As of March 2019, in Latin America and the Caribbean, 21 PAHO Member States apply excise taxes on SSBs, with 6 out of 14 countries in the Caribbean (data missing for Haiti) and 15 out of 19 countries in Latin America. Eleven countries do not apply excise taxes on SSBs, including Colombia, Cuba, the Dominican Republic, the Bolivarian Republic of Venezuela, and most Caribbean countries.
The tax structure varies among the 21 countries applying excise taxes on SSBs, where 10 countries use ad valorem excise taxes, seven countries apply amount-specific excise taxes, two countries apply combined excise taxes, and two countries apply mixed excise taxes on SSBs.
References
- World Health Organization. Tackling NCDs: ‘Best buys’ and other recommended interventions for the prevention and control of noncommunicable diseases [Internet]. Geneva: WHO; 2017 [cited 2019 Apr 18]. Available from: https://apps.who.int/iris/handle/10665/259232
- World Health Organization. Technical Annex: Updated Appendix 3 of the WHO Global NCD Action Plan 2013-2020 [Internet]. Geneva: WHO; 2017 [cited 2019 Mar 4]. Available from: https://www.who.int/ncds/governance/technical_annex.pdf
- World Health Organization. Fiscal policies for diet and prevention of noncommunicable diseases: technical meeting report, 5-6 May 2015, Geneva, Switzerland [Internet]. Geneva: WHO; 2016 [cited 2019 Apr 20]. Available from: https://apps.who.int/iris/handle/10665/250131
- Woodward-Lopez G, Kao J, Ritchie L. To what extent have sweetened beverages contributed to the obesity epidemic?. Public Health Nutrition. 2011 Mar;14(3):499–509.
- Brownell KD, Frieden TR. Ounces of prevention—the public policy case for taxes on sugared beverages. N Engl J Med. 2009 Apr 30;360(18):1805–8.

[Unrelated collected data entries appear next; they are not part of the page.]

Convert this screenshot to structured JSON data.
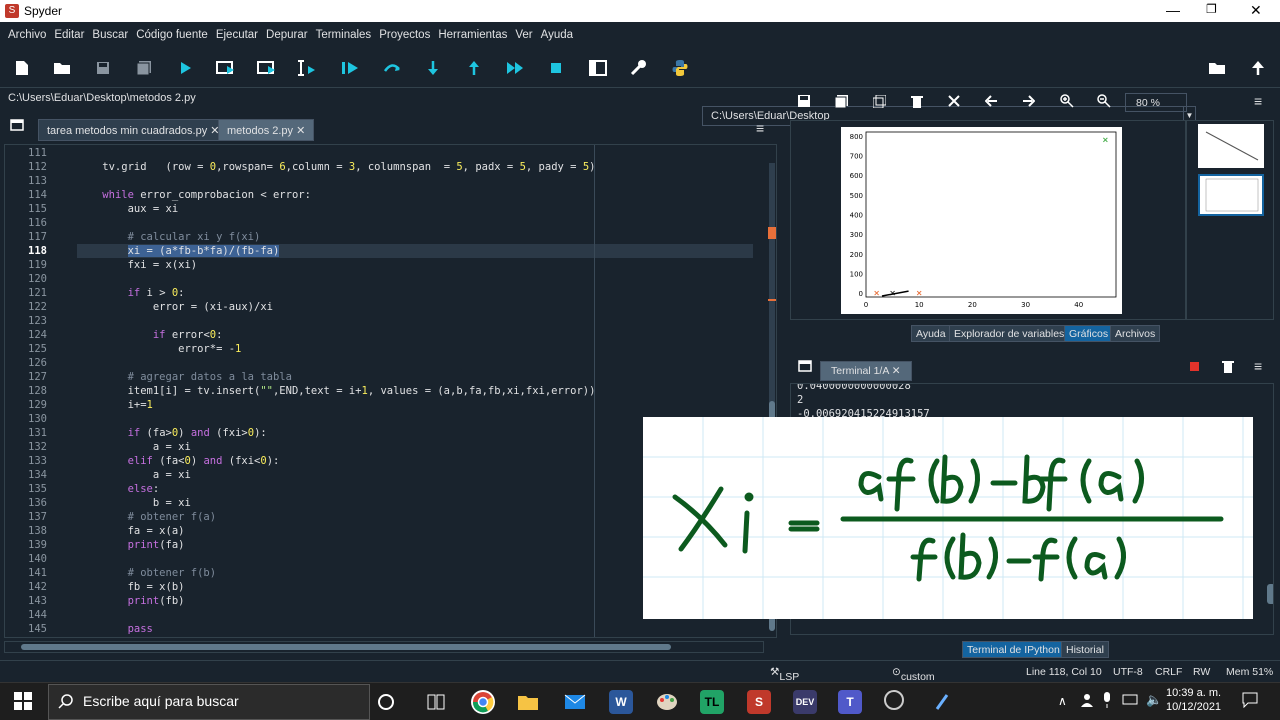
{
  "window": {
    "title": "Spyder",
    "minimize": "—",
    "maximize": "❐",
    "close": "✕"
  },
  "menu": [
    "Archivo",
    "Editar",
    "Buscar",
    "Código fuente",
    "Ejecutar",
    "Depurar",
    "Terminales",
    "Proyectos",
    "Herramientas",
    "Ver",
    "Ayuda"
  ],
  "toolbar": {
    "path": "C:\\Users\\Eduar\\Desktop"
  },
  "editor": {
    "file_path": "C:\\Users\\Eduar\\Desktop\\metodos 2.py",
    "tabs": [
      {
        "label": "tarea metodos min cuadrados.py",
        "close": "✕"
      },
      {
        "label": "metodos 2.py",
        "close": "✕"
      }
    ],
    "line_numbers": [
      "111",
      "112",
      "113",
      "114",
      "115",
      "116",
      "117",
      "118",
      "119",
      "120",
      "121",
      "122",
      "123",
      "124",
      "125",
      "126",
      "127",
      "128",
      "129",
      "130",
      "131",
      "132",
      "133",
      "134",
      "135",
      "136",
      "137",
      "138",
      "139",
      "140",
      "141",
      "142",
      "143",
      "144",
      "145"
    ],
    "current_line": "118"
  },
  "plots": {
    "zoom": "80 %",
    "tabs": [
      "Ayuda",
      "Explorador de variables",
      "Gráficos",
      "Archivos"
    ],
    "y_ticks": [
      "800",
      "700",
      "600",
      "500",
      "400",
      "300",
      "200",
      "100",
      "0"
    ],
    "x_ticks": [
      "0",
      "10",
      "20",
      "30",
      "40"
    ]
  },
  "chart_data": {
    "type": "scatter",
    "x": [
      2,
      10,
      45,
      5
    ],
    "y": [
      0,
      0,
      780,
      0
    ],
    "xlim": [
      0,
      47
    ],
    "ylim": [
      -20,
      820
    ],
    "grid": false,
    "marker_colors": [
      "#e8703a",
      "#e8703a",
      "#4caf50",
      "#333333"
    ]
  },
  "terminal": {
    "tab": "Terminal 1/A",
    "close": "✕",
    "lines": [
      "0.0400000000000028",
      "2",
      "-0.006920415224913157"
    ],
    "tabs": [
      "Terminal de IPython",
      "Historial"
    ]
  },
  "status": {
    "lsp": "LSP Python: listo",
    "env": "custom (Python 3.7.9)",
    "pos": "Line 118, Col 10",
    "enc": "UTF-8",
    "eol": "CRLF",
    "rw": "RW",
    "mem": "Mem 51%"
  },
  "taskbar": {
    "search": "Escribe aquí para buscar",
    "time": "10:39 a. m.",
    "date": "10/12/2021"
  },
  "colors": {
    "accent": "#1464a0",
    "bg": "#19232d",
    "run": "#1ec5e0"
  }
}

- Malik VS, Pan A, Willett WC, Hu FB. Sugar-sweetened beverages and weight gain in children and adults: a systematic review and meta-analysis. Am J Clin Nutr. 2013 Oct 1;98(4):1084–102.

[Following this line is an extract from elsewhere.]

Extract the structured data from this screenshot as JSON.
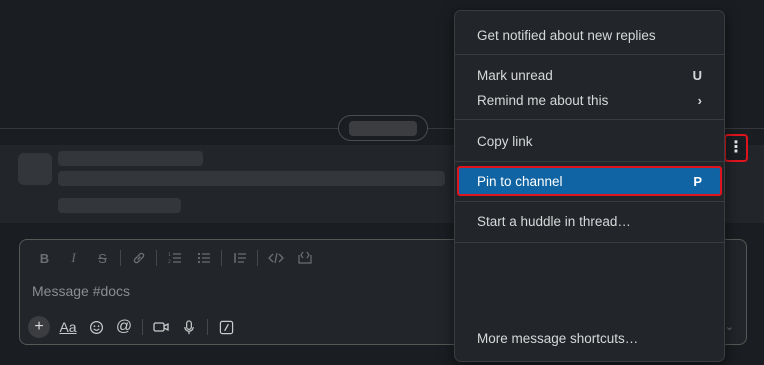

- Xi B, Huang Y, Reilly KH, Li S, Zheng R, Barrio-Lopez MT, Martinez-Gonzalez MA, Zhou D. Sugar-sweetened beverages and risk of hypertension and CVD: a dose–response meta-analysis. Br J Nutr. 2015 Mar;113(5):709–17.
- Imamura F, O’Connor L, Ye Z, Mursu J, Hayashino Y, Bhupathiraju SN, et al. Consumption of sugar-sweetened beverages, artificially sweetened beverages, and fruit juice and incidence of type 2 diabetes: systematic review, meta-analysis, and estimation of population attributable fraction. Br J Sports Med. 2016 Apr 1;50(8):496–504.